Small Businesses Find value in Voluntary Benefits

By Stephen Miller Jul 11, 2008

Workplace benefits are viewed as an important employee retention tool by small businesses. More than half (55 percent) of employers with fewer than 500 employees say benefits play a very important role in employee retention, a top objective, according to the 6th Annual MetLife Study of Employee Benefits Trends.

But many benefits programs are not being used to their full retention potential. According to the MetLife study:

  • Employees at small companies are less satisfied with their workplace benefits than those at large companies. Onlyabout one-third (34 percent) of workers at small companies say the benefits they receive are a very important reason to remain with their employer, compared with more than half (53 percent) of employees working at large companies.
  • Most employees at small companies indicate an interest in paying more to get more; 91 percent of those surveyed say they are interested in having more voluntary benefits offered, with 40 percent saying they are very interested.

Voluntary benefits cover a variety of insurance products and other services that typically are paid fully by employees through payroll deductions. The range of possibilities is large; examples include auto and home insurance plans, elder care assistance and financial planning advice.

Employers often negotiate lower group rates for these benefits. The discounted premiums or costs, plus the convenience of automatic payroll deductions, can make voluntary benefits an appealing addition to the benefits mix. “Supporting voluntary benefits in the workplace can help address the challenge of expanding the breadth and depth of a benefits program to improve employee satisfaction without adding to the employer’s overall benefits spend,” comments Robert Bucci, vice president, MetLife Institutional Business.

Room for Improvement: Benefits Communications

The MetLife study reveals that small employers proportionally are paying more for benefits than larger competitors, yet their return on that investment is less. "Without the advantage of economies of scale, smaller employers need to be innovative in their benefits implementation, from the inclusion of voluntary benefits, to adding health and wellness programs, to increasing the flexibility of schedules to permit greater work/life balance for employees," advises Bucci.

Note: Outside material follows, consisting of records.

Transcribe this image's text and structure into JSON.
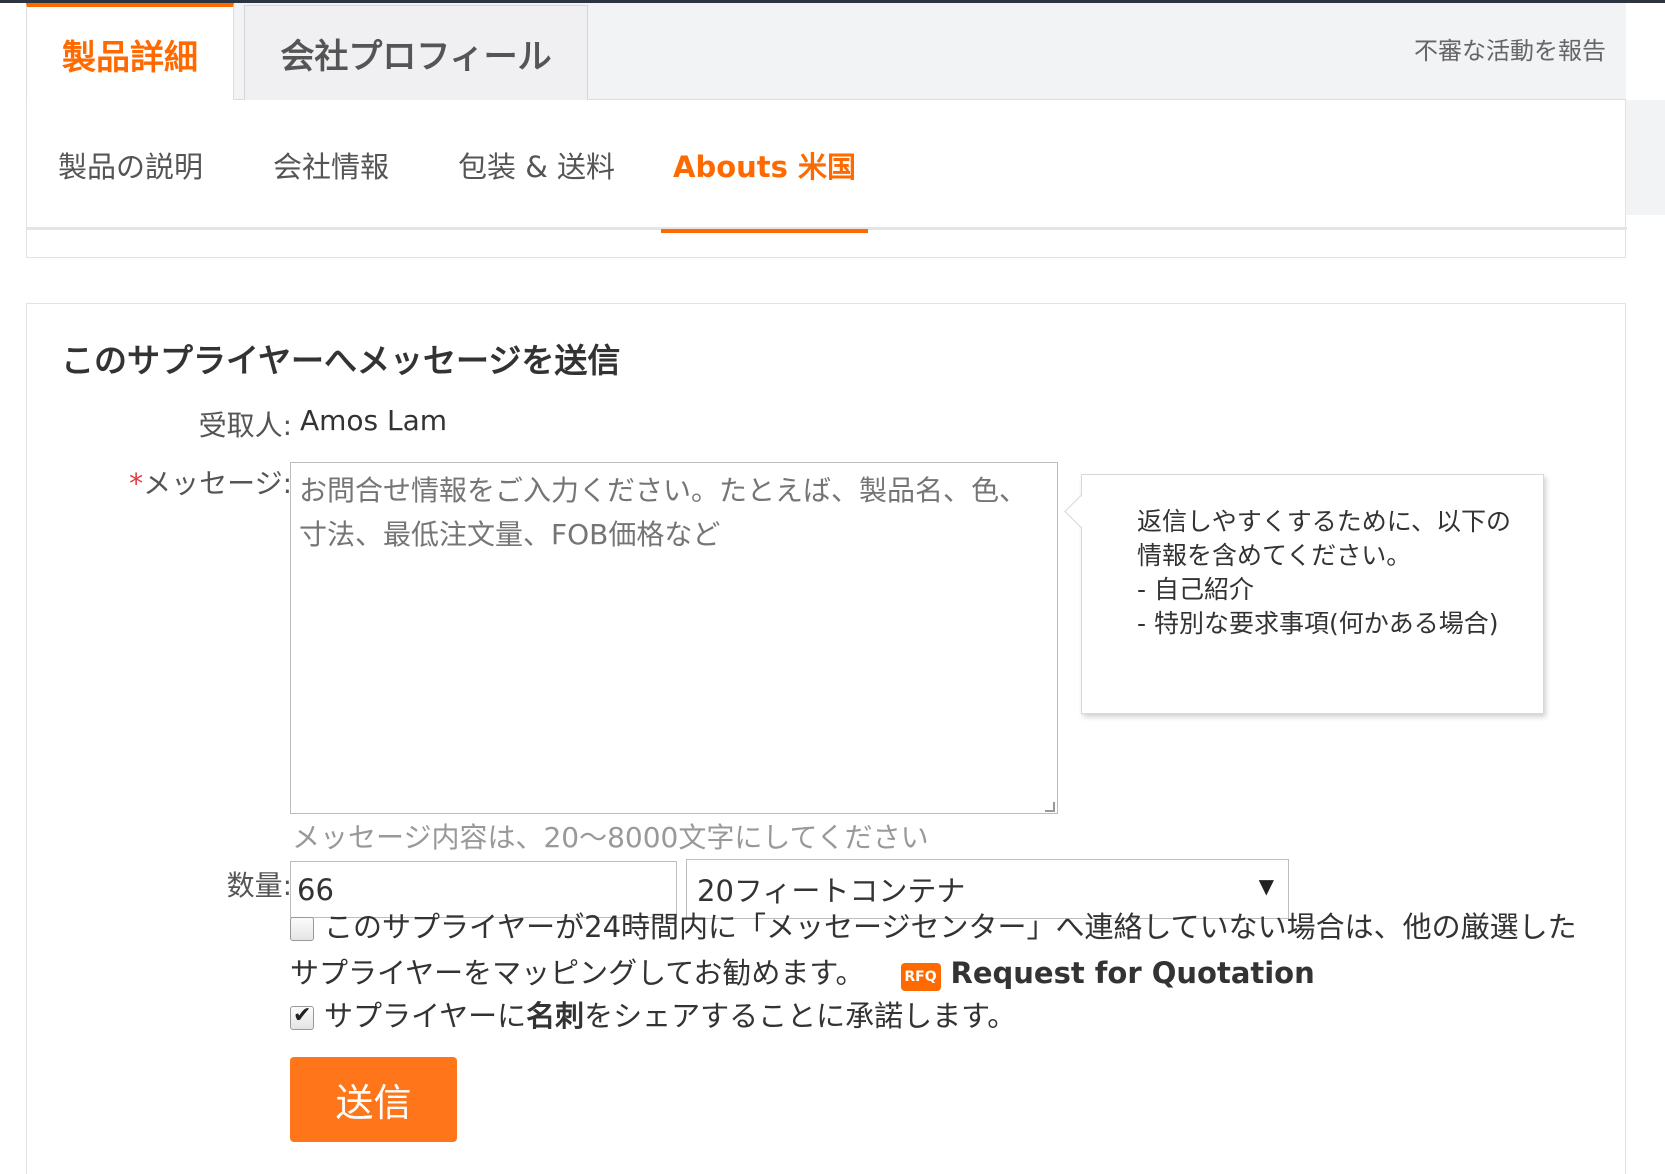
{
  "top_tabs": {
    "product_details": "製品詳細",
    "company_profile": "会社プロフィール",
    "report": "不審な活動を報告"
  },
  "sub_tabs": [
    {
      "label": "製品の説明"
    },
    {
      "label": "会社情報"
    },
    {
      "label": "包装 & 送料"
    },
    {
      "label": "Abouts 米国"
    }
  ],
  "message_form": {
    "title": "このサプライヤーへメッセージを送信",
    "recipient_label": "受取人:",
    "recipient_name": "Amos Lam",
    "required_mark": "*",
    "message_label": "メッセージ:",
    "message_placeholder": "お問合せ情報をご入力ください。たとえば、製品名、色、寸法、最低注文量、FOB価格など",
    "tip_lines": [
      "返信しやすくするために、以下の情報を含めてください。",
      "- 自己紹介",
      "- 特別な要求事項(何かある場合)"
    ],
    "length_hint": "メッセージ内容は、20〜8000文字にしてください",
    "quantity_label": "数量:",
    "quantity_value": "66",
    "unit_selected": "20フィートコンテナ",
    "unit_arrow": "▼",
    "mapping_text_line1": "このサプライヤーが24時間内に「メッセージセンター」へ連絡していない場合は、他の厳選した",
    "mapping_text_line2": "サプライヤーをマッピングしてお勧めます。",
    "rfq_badge": "RFQ",
    "rfq_label": "Request for Quotation",
    "share_text_before": "サプライヤーに",
    "share_text_bold": "名刺",
    "share_text_after": "をシェアすることに承諾します。",
    "send_label": "送信"
  },
  "colors": {
    "accent": "#ff6a00",
    "button": "#ff7519",
    "required": "#e4393c"
  }
}
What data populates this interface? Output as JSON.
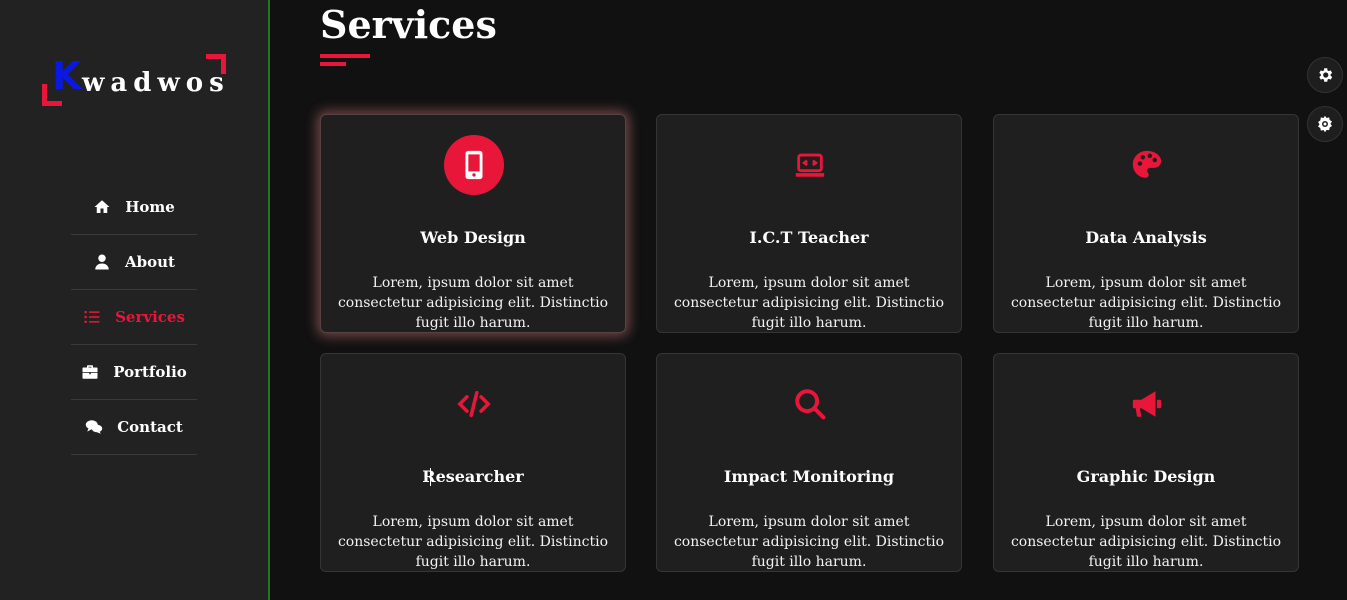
{
  "logo": {
    "first_letter": "K",
    "rest": "wadwos"
  },
  "nav": {
    "items": [
      {
        "label": "Home",
        "icon": "home-icon"
      },
      {
        "label": "About",
        "icon": "user-icon"
      },
      {
        "label": "Services",
        "icon": "list-icon",
        "active": true
      },
      {
        "label": "Portfolio",
        "icon": "briefcase-icon"
      },
      {
        "label": "Contact",
        "icon": "comments-icon"
      }
    ]
  },
  "page": {
    "title": "Services"
  },
  "services": [
    {
      "title": "Web Design",
      "icon": "mobile-icon",
      "desc": "Lorem, ipsum dolor sit amet consectetur adipisicing elit. Distinctio fugit illo harum."
    },
    {
      "title": "I.C.T Teacher",
      "icon": "laptop-code-icon",
      "desc": "Lorem, ipsum dolor sit amet consectetur adipisicing elit. Distinctio fugit illo harum."
    },
    {
      "title": "Data Analysis",
      "icon": "palette-icon",
      "desc": "Lorem, ipsum dolor sit amet consectetur adipisicing elit. Distinctio fugit illo harum."
    },
    {
      "title": "Researcher",
      "icon": "code-icon",
      "desc": "Lorem, ipsum dolor sit amet consectetur adipisicing elit. Distinctio fugit illo harum."
    },
    {
      "title": "Impact Monitoring",
      "icon": "search-icon",
      "desc": "Lorem, ipsum dolor sit amet consectetur adipisicing elit. Distinctio fugit illo harum."
    },
    {
      "title": "Graphic Design",
      "icon": "bullhorn-icon",
      "desc": "Lorem, ipsum dolor sit amet consectetur adipisicing elit. Distinctio fugit illo harum."
    }
  ],
  "colors": {
    "accent": "#e8173a",
    "logo_k": "#0a18e6",
    "background": "#111111",
    "sidebar": "#222222",
    "sidebar_border": "#1f7a1f"
  },
  "floating_buttons": [
    {
      "icon": "gear-icon"
    },
    {
      "icon": "cog-icon"
    }
  ]
}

"Hand in hand with this is improved benefits communications and decision support tools," he adds. "These are essential for helping employees understand their options and gain a greater appreciation of their workplace benefits.”

Small employers and their employees agree that benefits communication is an area that needs improvement:

  • Benefits communication is viewed as "highly effective" only by about one-third of employers and employees.
  • Receiving personalized benefits information, breaking down the costs for benefits options, would make it easier when making choices, say more than half (54 percent) of employees at small businesses.

Stephen Miller is an editor/manager for SHRM Online.